Vectorizing All's Well That Ends Well... 1/27
Vectorizing Antony and Cleopatra... 2/27
Vectorizing As You Like It... 3/27
Vectorizing Cymbeline... 4/27
Vectorizing King Lear... 5/27
Vectorizing Loves Labours Lost... 6/27
Vectorizing Measure for Measure... 7/27
Vectorizing Much Ado About Nothing... 8/27
Vectorizing Othello the Moore of Venice... 9/27
Vectorizing Pericles Prince of Tyre... 10/27
Vectorizing Romeo and Juliet... 11/27
Vectorizing The Comedy of Errors... 12/27
Vectorizing The Life and Death of Julius Caesar... 13/27
Vectorizing The Merchant of Venice... 14/27
Vectorizing The Merry Wives of Windsor... 15/27
Vectorizing The Taming of the Shrew... 16/27
Vectorizing The Tempest... 17/27
Vectorizing The Tragedy of Coriolanus... 18/27
Vectorizing The Tragedy of Hamlet Prince of Denmark... 19/27
Vectorizing The Tragedy of Macbeth... 20/27
Vectorizing Timon of Athens... 21/27
Vectorizing Titus Andronicus... 22/27
Vectorizing Troilus and Cressida... 23/27
Vectorizing Twelfth Night..

In [35]:
def cosine_similarity (vector1, vector2):
    dot_product = np.dot(vector1, vector2)
    norm_vector1 = np.linalg.norm(vector1)
    norm_vector2 = np.linalg.norm(vector2)
    return dot_product / (norm_vector1 * norm_vector2)

corpus_length = len(files)
average_doc_length = sum([len(d) for d in files.values()]) / corpus_length
def check_document_relevance(query):
    class Relevance:
        def __init__(self, name, similarity):
            self.name = name
            self.similarity = similarity

    query_tokens = query.lower().translate(str.maketrans('', '', string.punctuation)).split()
    query_vector = bm25_vectorizer(query_tokens, full_vocab, files.values(), corpus_length=corpus_length, average_doc_length=average_doc_length)
    print(f'Relevance for "{query}":')
    print('--------------')
    top_answers = [Relevance(name, cosine_similarity(query_vector, vectors[name])) for name in vectors]
    top_answers.sort(key=lambda x: x.similarity, reverse=True)
    for answer in top_answers[:5]:
        print(f'{answer.name}: {answer.similarity}')
    print()

In [37]:
check_document_relevance("Which play has three witches?")
check_document_relevance("Which play has a friar as an important character?")
check_document_relevance("Which play has a character named Caesar?")
check_document_relevance("Caesar?")
check_document_relevance("Which play is set in Denmark?")

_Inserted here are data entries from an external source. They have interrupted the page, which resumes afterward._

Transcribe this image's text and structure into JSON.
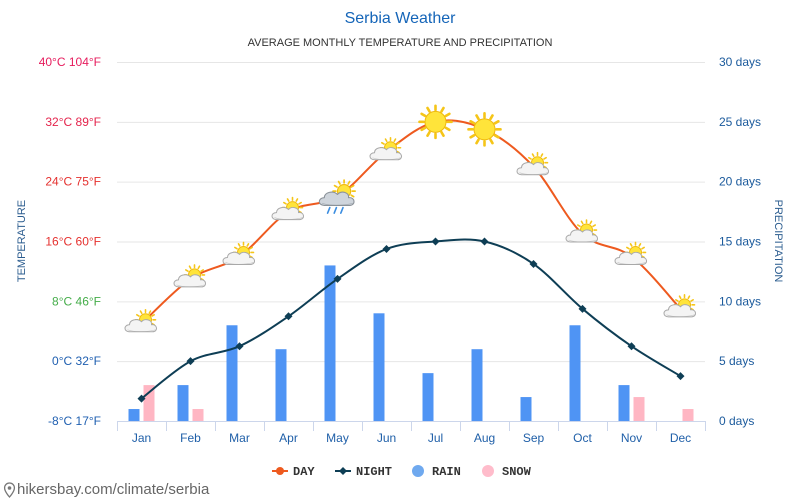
{
  "footer": {
    "text": "hikersbay.com/climate/serbia"
  },
  "colors": {
    "title": "#1565b8",
    "day": "#ee5a1f",
    "night": "#0e3e55",
    "rain": "#4f94f4",
    "rain_legend": "#6fa9ef",
    "snow": "#ffb6c3",
    "snow_legend": "#ffbccb",
    "gridline": "#e6e6e6",
    "axis_line": "#ccd6eb",
    "footer_icon": "#777777"
  },
  "chart_data": {
    "type": "line",
    "title": "Serbia Weather",
    "subtitle": "AVERAGE MONTHLY TEMPERATURE AND PRECIPITATION",
    "categories": [
      "Jan",
      "Feb",
      "Mar",
      "Apr",
      "May",
      "Jun",
      "Jul",
      "Aug",
      "Sep",
      "Oct",
      "Nov",
      "Dec"
    ],
    "y_left": {
      "label": "TEMPERATURE",
      "range": [
        -8,
        40
      ],
      "ticks": [
        40,
        32,
        24,
        16,
        8,
        0,
        -8
      ],
      "tick_labels": [
        "40°C 104°F",
        "32°C 89°F",
        "24°C 75°F",
        "16°C 60°F",
        "8°C 46°F",
        "0°C 32°F",
        "-8°C 17°F"
      ],
      "tick_colors": [
        "#e61c5d",
        "#e4244c",
        "#e5312f",
        "#e5312f",
        "#45ad4a",
        "#1f5fb0",
        "#1f5fb0"
      ]
    },
    "y_right": {
      "label": "PRECIPITATION",
      "range": [
        0,
        30
      ],
      "ticks": [
        30,
        25,
        20,
        15,
        10,
        5,
        0
      ],
      "tick_labels": [
        "30 days",
        "25 days",
        "20 days",
        "15 days",
        "10 days",
        "5 days",
        "0 days"
      ]
    },
    "series": [
      {
        "name": "DAY",
        "type": "line",
        "values": [
          5,
          11,
          14,
          20,
          22,
          28,
          32,
          31,
          26,
          17,
          14,
          7
        ],
        "icons": [
          "partly-cloudy-icon",
          "partly-cloudy-icon",
          "partly-cloudy-icon",
          "partly-cloudy-icon",
          "rain-cloud-icon",
          "partly-cloudy-icon",
          "sun-icon",
          "sun-icon",
          "partly-cloudy-icon",
          "partly-cloudy-icon",
          "partly-cloudy-icon",
          "partly-cloudy-icon"
        ]
      },
      {
        "name": "NIGHT",
        "type": "line",
        "values": [
          -5,
          0,
          2,
          6,
          11,
          15,
          16,
          16,
          13,
          7,
          2,
          -2
        ]
      },
      {
        "name": "RAIN",
        "type": "bar",
        "values": [
          1,
          3,
          8,
          6,
          13,
          9,
          4,
          6,
          2,
          8,
          3,
          0
        ]
      },
      {
        "name": "SNOW",
        "type": "bar",
        "values": [
          3,
          1,
          0,
          0,
          0,
          0,
          0,
          0,
          0,
          0,
          2,
          1
        ]
      }
    ],
    "legend_position": "bottom"
  }
}
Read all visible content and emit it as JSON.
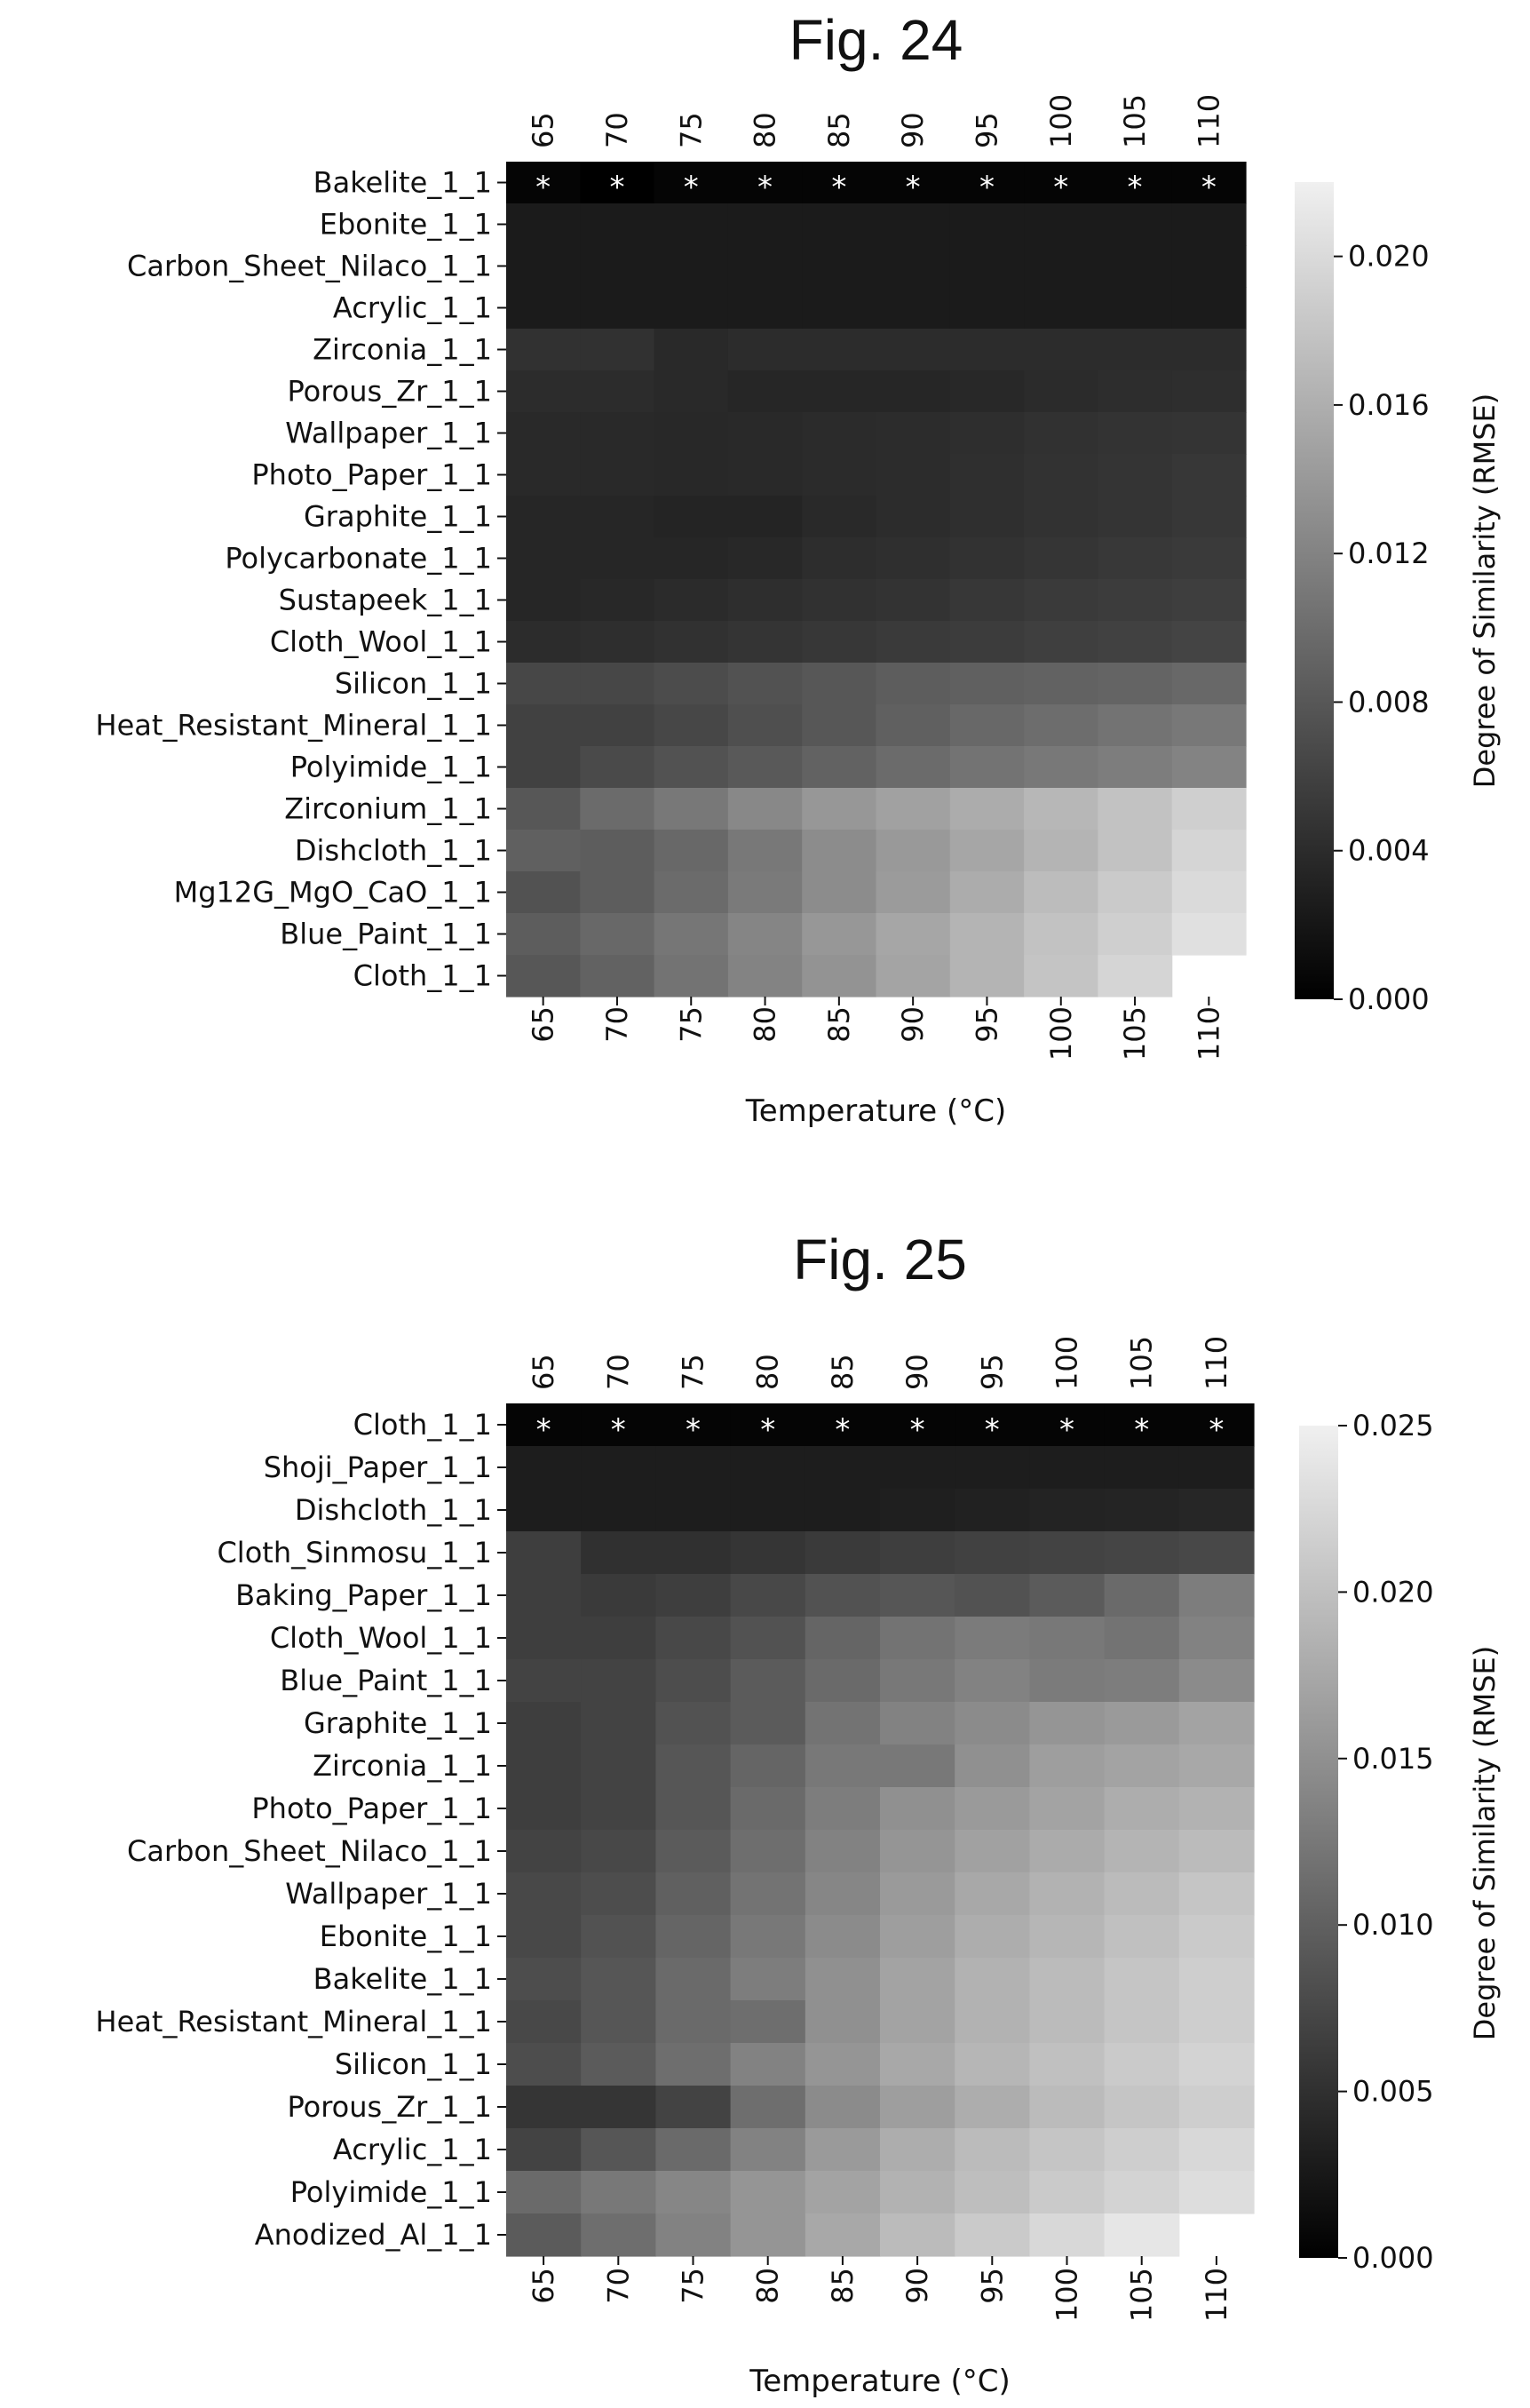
{
  "chart_data": [
    {
      "type": "heatmap",
      "title": "Fig. 24",
      "xlabel": "Temperature (°C)",
      "cbar_label": "Degree of Similarity (RMSE)",
      "cbar_ticks": [
        "0.000",
        "0.004",
        "0.008",
        "0.012",
        "0.016",
        "0.020"
      ],
      "vmin": 0.0,
      "vmax": 0.022,
      "colormap": "gray",
      "x": [
        "65",
        "70",
        "75",
        "80",
        "85",
        "90",
        "95",
        "100",
        "105",
        "110"
      ],
      "y": [
        "Bakelite_1_1",
        "Ebonite_1_1",
        "Carbon_Sheet_Nilaco_1_1",
        "Acrylic_1_1",
        "Zirconia_1_1",
        "Porous_Zr_1_1",
        "Wallpaper_1_1",
        "Photo_Paper_1_1",
        "Graphite_1_1",
        "Polycarbonate_1_1",
        "Sustapeek_1_1",
        "Cloth_Wool_1_1",
        "Silicon_1_1",
        "Heat_Resistant_Mineral_1_1",
        "Polyimide_1_1",
        "Zirconium_1_1",
        "Dishcloth_1_1",
        "Mg12G_MgO_CaO_1_1",
        "Blue_Paint_1_1",
        "Cloth_1_1"
      ],
      "marker": "*",
      "marked_row": 0,
      "values": [
        [
          0.0005,
          0.0,
          0.0005,
          0.0005,
          0.0005,
          0.0005,
          0.0005,
          0.0005,
          0.0005,
          0.0005
        ],
        [
          0.0025,
          0.0025,
          0.0025,
          0.0025,
          0.0025,
          0.0025,
          0.0025,
          0.0025,
          0.0025,
          0.0025
        ],
        [
          0.0025,
          0.0025,
          0.0025,
          0.0025,
          0.0025,
          0.0025,
          0.0025,
          0.0025,
          0.0025,
          0.0025
        ],
        [
          0.0025,
          0.0025,
          0.0025,
          0.0025,
          0.0025,
          0.0025,
          0.0025,
          0.0025,
          0.0025,
          0.0025
        ],
        [
          0.0045,
          0.0045,
          0.0038,
          0.004,
          0.004,
          0.004,
          0.004,
          0.004,
          0.004,
          0.004
        ],
        [
          0.004,
          0.004,
          0.0038,
          0.0035,
          0.0035,
          0.0035,
          0.0037,
          0.0039,
          0.0041,
          0.0042
        ],
        [
          0.0038,
          0.0038,
          0.0037,
          0.0038,
          0.0039,
          0.004,
          0.0042,
          0.0045,
          0.0047,
          0.0048
        ],
        [
          0.0038,
          0.0038,
          0.0037,
          0.0038,
          0.0039,
          0.004,
          0.0043,
          0.0046,
          0.0048,
          0.005
        ],
        [
          0.0035,
          0.0035,
          0.0033,
          0.0033,
          0.0038,
          0.004,
          0.0043,
          0.0046,
          0.0048,
          0.005
        ],
        [
          0.0035,
          0.0035,
          0.0035,
          0.0037,
          0.0041,
          0.0043,
          0.0046,
          0.0049,
          0.0051,
          0.0053
        ],
        [
          0.0035,
          0.0037,
          0.0039,
          0.0042,
          0.0045,
          0.0047,
          0.005,
          0.0053,
          0.0055,
          0.0057
        ],
        [
          0.004,
          0.0042,
          0.0045,
          0.0048,
          0.005,
          0.0053,
          0.0055,
          0.0058,
          0.006,
          0.0062
        ],
        [
          0.0065,
          0.0065,
          0.007,
          0.0075,
          0.008,
          0.0085,
          0.0088,
          0.009,
          0.0092,
          0.0095
        ],
        [
          0.006,
          0.006,
          0.0065,
          0.0072,
          0.008,
          0.0088,
          0.0095,
          0.01,
          0.0105,
          0.011
        ],
        [
          0.006,
          0.0068,
          0.0075,
          0.0082,
          0.009,
          0.0098,
          0.0105,
          0.011,
          0.0115,
          0.012
        ],
        [
          0.008,
          0.0098,
          0.011,
          0.0125,
          0.0138,
          0.0148,
          0.0158,
          0.0168,
          0.0178,
          0.019
        ],
        [
          0.0088,
          0.0085,
          0.0095,
          0.011,
          0.0128,
          0.014,
          0.0152,
          0.0165,
          0.0178,
          0.0195
        ],
        [
          0.0075,
          0.0085,
          0.0098,
          0.0112,
          0.0128,
          0.0142,
          0.0158,
          0.0172,
          0.0185,
          0.02
        ],
        [
          0.0085,
          0.0095,
          0.0108,
          0.0122,
          0.0138,
          0.0152,
          0.0165,
          0.0178,
          0.019,
          0.0205
        ],
        [
          0.008,
          0.009,
          0.0105,
          0.012,
          0.0135,
          0.015,
          0.0165,
          0.018,
          0.0195,
          null
        ]
      ]
    },
    {
      "type": "heatmap",
      "title": "Fig. 25",
      "xlabel": "Temperature (°C)",
      "cbar_label": "Degree of Similarity (RMSE)",
      "cbar_ticks": [
        "0.000",
        "0.005",
        "0.010",
        "0.015",
        "0.020",
        "0.025"
      ],
      "vmin": 0.0,
      "vmax": 0.025,
      "colormap": "gray",
      "x": [
        "65",
        "70",
        "75",
        "80",
        "85",
        "90",
        "95",
        "100",
        "105",
        "110"
      ],
      "y": [
        "Cloth_1_1",
        "Shoji_Paper_1_1",
        "Dishcloth_1_1",
        "Cloth_Sinmosu_1_1",
        "Baking_Paper_1_1",
        "Cloth_Wool_1_1",
        "Blue_Paint_1_1",
        "Graphite_1_1",
        "Zirconia_1_1",
        "Photo_Paper_1_1",
        "Carbon_Sheet_Nilaco_1_1",
        "Wallpaper_1_1",
        "Ebonite_1_1",
        "Bakelite_1_1",
        "Heat_Resistant_Mineral_1_1",
        "Silicon_1_1",
        "Porous_Zr_1_1",
        "Acrylic_1_1",
        "Polyimide_1_1",
        "Anodized_Al_1_1"
      ],
      "marker": "*",
      "marked_row": 0,
      "values": [
        [
          0.0005,
          0.0005,
          0.0005,
          0.0005,
          0.0005,
          0.0005,
          0.0005,
          0.0005,
          0.0005,
          0.0005
        ],
        [
          0.003,
          0.003,
          0.003,
          0.003,
          0.003,
          0.003,
          0.003,
          0.003,
          0.003,
          0.003
        ],
        [
          0.003,
          0.003,
          0.003,
          0.003,
          0.003,
          0.0032,
          0.0034,
          0.0036,
          0.0038,
          0.004
        ],
        [
          0.0065,
          0.005,
          0.005,
          0.0055,
          0.006,
          0.0065,
          0.0068,
          0.007,
          0.0072,
          0.0075
        ],
        [
          0.0065,
          0.006,
          0.0065,
          0.0075,
          0.0085,
          0.009,
          0.0085,
          0.0095,
          0.011,
          0.013
        ],
        [
          0.0065,
          0.0065,
          0.0075,
          0.0085,
          0.0105,
          0.012,
          0.0128,
          0.0125,
          0.012,
          0.0135
        ],
        [
          0.007,
          0.007,
          0.008,
          0.0095,
          0.011,
          0.0125,
          0.0135,
          0.0128,
          0.013,
          0.0145
        ],
        [
          0.0065,
          0.007,
          0.0085,
          0.0095,
          0.012,
          0.0135,
          0.0145,
          0.0155,
          0.016,
          0.017
        ],
        [
          0.0065,
          0.007,
          0.009,
          0.0105,
          0.0125,
          0.0125,
          0.015,
          0.0165,
          0.017,
          0.0175
        ],
        [
          0.0065,
          0.007,
          0.009,
          0.011,
          0.013,
          0.015,
          0.016,
          0.017,
          0.018,
          0.0185
        ],
        [
          0.007,
          0.0075,
          0.0095,
          0.0115,
          0.0135,
          0.0155,
          0.0168,
          0.0178,
          0.0188,
          0.0195
        ],
        [
          0.0075,
          0.008,
          0.01,
          0.012,
          0.014,
          0.016,
          0.0175,
          0.0185,
          0.0195,
          0.0205
        ],
        [
          0.0075,
          0.0085,
          0.0105,
          0.0125,
          0.0145,
          0.0165,
          0.018,
          0.019,
          0.02,
          0.021
        ],
        [
          0.008,
          0.009,
          0.011,
          0.013,
          0.015,
          0.017,
          0.0185,
          0.0195,
          0.0205,
          0.0215
        ],
        [
          0.0075,
          0.009,
          0.011,
          0.0115,
          0.015,
          0.017,
          0.0185,
          0.0195,
          0.0205,
          0.0215
        ],
        [
          0.008,
          0.0095,
          0.0115,
          0.0135,
          0.0155,
          0.0175,
          0.019,
          0.02,
          0.021,
          0.022
        ],
        [
          0.0055,
          0.0055,
          0.007,
          0.0115,
          0.0145,
          0.0165,
          0.018,
          0.0195,
          0.0205,
          0.0215
        ],
        [
          0.007,
          0.009,
          0.011,
          0.0135,
          0.016,
          0.018,
          0.0195,
          0.0205,
          0.0215,
          0.0225
        ],
        [
          0.011,
          0.0125,
          0.014,
          0.0155,
          0.017,
          0.0185,
          0.0198,
          0.021,
          0.022,
          0.023
        ],
        [
          0.0095,
          0.0115,
          0.0135,
          0.0155,
          0.0175,
          0.0195,
          0.021,
          0.0225,
          0.024,
          null
        ]
      ]
    }
  ]
}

Relevance for "Which play has three witches?":
--------------
The Comedy of Errors: 0.046227095367736955
The Tragedy of Macbeth: 0.045913790816210893
Twelfth Night: 0.0003240812381666201
All's Well That Ends Well: 0.0003175582201290583
Timon of Athens: 0.0003049081655583579

Relevance for "Which play has a friar as an important character?":
--------------
Much Ado About Nothing: 0.03270930487018254
Measure for Measure: 0.032399563849089555
Romeo and Juliet: 0.021691265120807567
Two Gentlemen of Verona: 0.02063497593366803
All's Well That Ends Well: 0.01723354767858958

Relevance for "Which play has a character named Caesar?":
--------------
Measure for Measure: 0.021260249293138158
Cymbeline: 0.018468163575386397
The Life and Death of Julius Caesar: 0.017032372573670268
Twelfth Night: 0.015455845460253321
The Tragedy of Hamlet Prince of Denmark: 0.015327980459987666

Relevance for "Caesar?":
--------------
The Life and Death of Julius Caesar: 0.0274850129556844
Antony and Cleopatra: 0.

This seems to actually perform worse for "sentence similarity". It's possible that reducing the impact of very common terms is causing the model to miss the most important terms in the search query (and allowing them to be swamped by less important terms). TF-IDF appears better at determining relevance for a question with a lot of "filler" words whereas BM25 is better at determining relevance for a question with fewer, more important words. Adjusting the K and B parameters in BM25 could help with this.